Cuando abandonó el piso de aquellos chicos, presa de un ataque de rabia, comenzaba a llover. El cielo plomizo había estallado por fin sobre la calle oscura, sucia, lanzando contra la acera despiadados goterones como piedras. Salió escopetada del portal y comenzó a caminar rápidamente hacia ninguna parte; el hecho era que no tenía adónde ir. Juró y perjuró, blasfemó e insultó a medio mundo dentro de su mente, mientras su gabardina beige se le pegaba al cuerpo y el pelo le caía a chorretones por la cara.

--¡Hijos de puta!—exclamaba en voz baja, sin dejar de caminar en dirección contraria al edificio, sin rumbo--¡Hijos de puta! ¿Pero qué se han creído?

La cara le ardía en contacto con las frías gotas. Poco a poco, sintió las lágrimas agolpándose en sus ojos, confundiéndose con el torrente de lluvia, emborronándole la calle mojada. Se sentía idiota por haberse ilusionado con aquello, aunque hubiera ido allí sin tenerlas todas consigo.
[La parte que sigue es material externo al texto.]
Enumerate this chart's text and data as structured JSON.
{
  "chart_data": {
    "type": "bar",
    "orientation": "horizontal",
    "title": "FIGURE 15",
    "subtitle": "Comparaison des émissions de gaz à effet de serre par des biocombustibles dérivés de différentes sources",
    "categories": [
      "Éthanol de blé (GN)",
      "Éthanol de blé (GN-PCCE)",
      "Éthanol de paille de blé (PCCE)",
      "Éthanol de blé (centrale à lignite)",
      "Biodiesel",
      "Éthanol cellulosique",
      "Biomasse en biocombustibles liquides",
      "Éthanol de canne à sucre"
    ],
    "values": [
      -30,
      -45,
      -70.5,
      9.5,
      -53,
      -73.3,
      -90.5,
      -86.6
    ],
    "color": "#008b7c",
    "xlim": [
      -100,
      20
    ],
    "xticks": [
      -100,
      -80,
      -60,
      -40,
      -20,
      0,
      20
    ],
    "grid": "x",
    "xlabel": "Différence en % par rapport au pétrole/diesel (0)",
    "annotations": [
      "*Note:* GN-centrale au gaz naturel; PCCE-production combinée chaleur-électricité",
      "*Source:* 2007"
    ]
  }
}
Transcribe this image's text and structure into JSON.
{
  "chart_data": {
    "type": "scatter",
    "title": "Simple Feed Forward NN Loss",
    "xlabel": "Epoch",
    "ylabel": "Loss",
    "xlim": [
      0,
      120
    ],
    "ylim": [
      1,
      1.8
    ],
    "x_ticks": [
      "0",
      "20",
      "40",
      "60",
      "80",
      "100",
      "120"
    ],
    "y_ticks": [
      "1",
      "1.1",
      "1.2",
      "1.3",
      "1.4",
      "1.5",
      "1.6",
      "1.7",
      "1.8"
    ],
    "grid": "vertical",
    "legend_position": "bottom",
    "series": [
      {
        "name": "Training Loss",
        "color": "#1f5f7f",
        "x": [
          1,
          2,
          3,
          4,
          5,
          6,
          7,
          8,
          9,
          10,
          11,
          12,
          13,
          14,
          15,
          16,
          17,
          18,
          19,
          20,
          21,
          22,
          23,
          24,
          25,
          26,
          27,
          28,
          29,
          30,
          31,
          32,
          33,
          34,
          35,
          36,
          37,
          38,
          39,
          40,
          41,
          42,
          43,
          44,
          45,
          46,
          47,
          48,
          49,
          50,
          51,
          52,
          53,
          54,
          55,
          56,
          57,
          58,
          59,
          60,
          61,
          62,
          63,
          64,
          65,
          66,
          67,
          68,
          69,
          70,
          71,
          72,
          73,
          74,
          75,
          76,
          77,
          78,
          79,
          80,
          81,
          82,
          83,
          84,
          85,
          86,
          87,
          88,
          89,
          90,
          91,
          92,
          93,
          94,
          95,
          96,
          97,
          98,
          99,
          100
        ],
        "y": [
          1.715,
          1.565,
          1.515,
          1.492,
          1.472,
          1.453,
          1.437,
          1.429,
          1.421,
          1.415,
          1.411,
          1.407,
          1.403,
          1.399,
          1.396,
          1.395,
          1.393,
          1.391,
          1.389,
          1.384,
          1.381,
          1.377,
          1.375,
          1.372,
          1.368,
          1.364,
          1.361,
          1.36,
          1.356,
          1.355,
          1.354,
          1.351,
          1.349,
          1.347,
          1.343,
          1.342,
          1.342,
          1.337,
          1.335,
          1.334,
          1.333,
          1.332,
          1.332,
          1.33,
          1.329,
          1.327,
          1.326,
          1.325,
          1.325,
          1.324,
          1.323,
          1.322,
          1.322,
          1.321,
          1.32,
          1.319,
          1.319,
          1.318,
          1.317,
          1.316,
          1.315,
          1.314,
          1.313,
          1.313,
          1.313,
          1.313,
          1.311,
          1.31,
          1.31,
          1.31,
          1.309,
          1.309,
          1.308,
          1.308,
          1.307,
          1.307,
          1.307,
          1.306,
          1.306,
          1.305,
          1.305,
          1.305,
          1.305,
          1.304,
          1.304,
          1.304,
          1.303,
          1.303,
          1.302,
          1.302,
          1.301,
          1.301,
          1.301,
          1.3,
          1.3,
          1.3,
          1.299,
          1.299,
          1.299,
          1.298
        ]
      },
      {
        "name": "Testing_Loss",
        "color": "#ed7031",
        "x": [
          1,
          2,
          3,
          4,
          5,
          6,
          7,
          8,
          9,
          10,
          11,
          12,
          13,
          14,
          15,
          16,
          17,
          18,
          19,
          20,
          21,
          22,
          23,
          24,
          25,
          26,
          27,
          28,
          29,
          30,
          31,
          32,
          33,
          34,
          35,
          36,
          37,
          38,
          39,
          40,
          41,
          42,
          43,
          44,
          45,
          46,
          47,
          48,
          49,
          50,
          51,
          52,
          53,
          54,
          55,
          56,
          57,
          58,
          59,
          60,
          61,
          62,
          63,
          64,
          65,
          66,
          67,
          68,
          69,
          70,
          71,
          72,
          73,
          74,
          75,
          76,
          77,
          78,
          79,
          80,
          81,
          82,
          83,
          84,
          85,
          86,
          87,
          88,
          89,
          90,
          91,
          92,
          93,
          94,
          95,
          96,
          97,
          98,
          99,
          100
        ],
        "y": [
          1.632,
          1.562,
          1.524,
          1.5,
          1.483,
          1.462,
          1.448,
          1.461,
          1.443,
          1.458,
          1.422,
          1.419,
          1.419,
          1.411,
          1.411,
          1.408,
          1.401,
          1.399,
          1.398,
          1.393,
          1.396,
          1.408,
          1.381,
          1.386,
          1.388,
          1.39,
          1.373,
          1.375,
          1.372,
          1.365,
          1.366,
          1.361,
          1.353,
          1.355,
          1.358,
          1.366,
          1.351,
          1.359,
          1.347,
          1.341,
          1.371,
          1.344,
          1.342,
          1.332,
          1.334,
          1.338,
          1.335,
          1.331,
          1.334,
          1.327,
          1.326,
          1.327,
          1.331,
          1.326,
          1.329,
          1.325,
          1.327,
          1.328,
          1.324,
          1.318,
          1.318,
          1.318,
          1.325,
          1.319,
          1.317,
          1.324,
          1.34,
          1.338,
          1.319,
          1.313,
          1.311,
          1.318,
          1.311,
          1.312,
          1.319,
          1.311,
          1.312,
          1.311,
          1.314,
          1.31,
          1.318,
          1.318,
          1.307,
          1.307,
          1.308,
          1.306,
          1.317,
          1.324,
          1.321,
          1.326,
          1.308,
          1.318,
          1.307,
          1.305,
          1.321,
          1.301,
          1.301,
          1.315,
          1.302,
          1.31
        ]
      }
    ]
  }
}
En el fondo de su ser había albergado una pequeña chispa, una llama de esperanza, pero estaba claro que había hecho mal dejándose guiar por ella, muy mal.

“Demonios, Esther, todo tiene un precio” le susurró de pronto una voz interior.

 “Pero hay precios que no estoy dispuesta a pagar”, se rebeló ella, gruñendo entre dientes a un interlocutor imaginario.

No. Ni de coña podría aceptar algo así. Vergüenza le daba pensar que en un primer momento había sentido curiosidad, algo parecido al morbo. Inti le había gustado desde el principio, o por lo menos le había llamado la atención, aunque se daba cuenta de que era muy diferente a ella. Jen también le había gustado… físicamente, claro, porque no había visto mucho más… aunque había algo en su mirada que era bueno, o al menos eso quería pensar. Pero Alex...  no podía negar que era atractivo, eso sí; sin embargo su forma de hablar y de dirigirse a ella (ese “niña” le había picado en lo más hondo), su manera de hablar de ella como si no estuviera ahí, sin mirarla, señalándola como a un objeto cualquiera, riéndose a mandíbula batiente sin cortarse un pelo… la habían sacado definitivamente de quicio. Aunque la verdad era que él había sido el único que, de mejor o peor manera, había llamado las cosas por su nombre.

Una puta, nada menos, querían que fuera. Una zorra, su zorra, la zorra de ellos para usarla a su antojo. Pero hasta dónde podían llegar, cómo se atrevían. Ella no era ninguna puta;  le encantaba el sexo, claro que sí, pero solo con quien ella quería, como y cuando le apetecía.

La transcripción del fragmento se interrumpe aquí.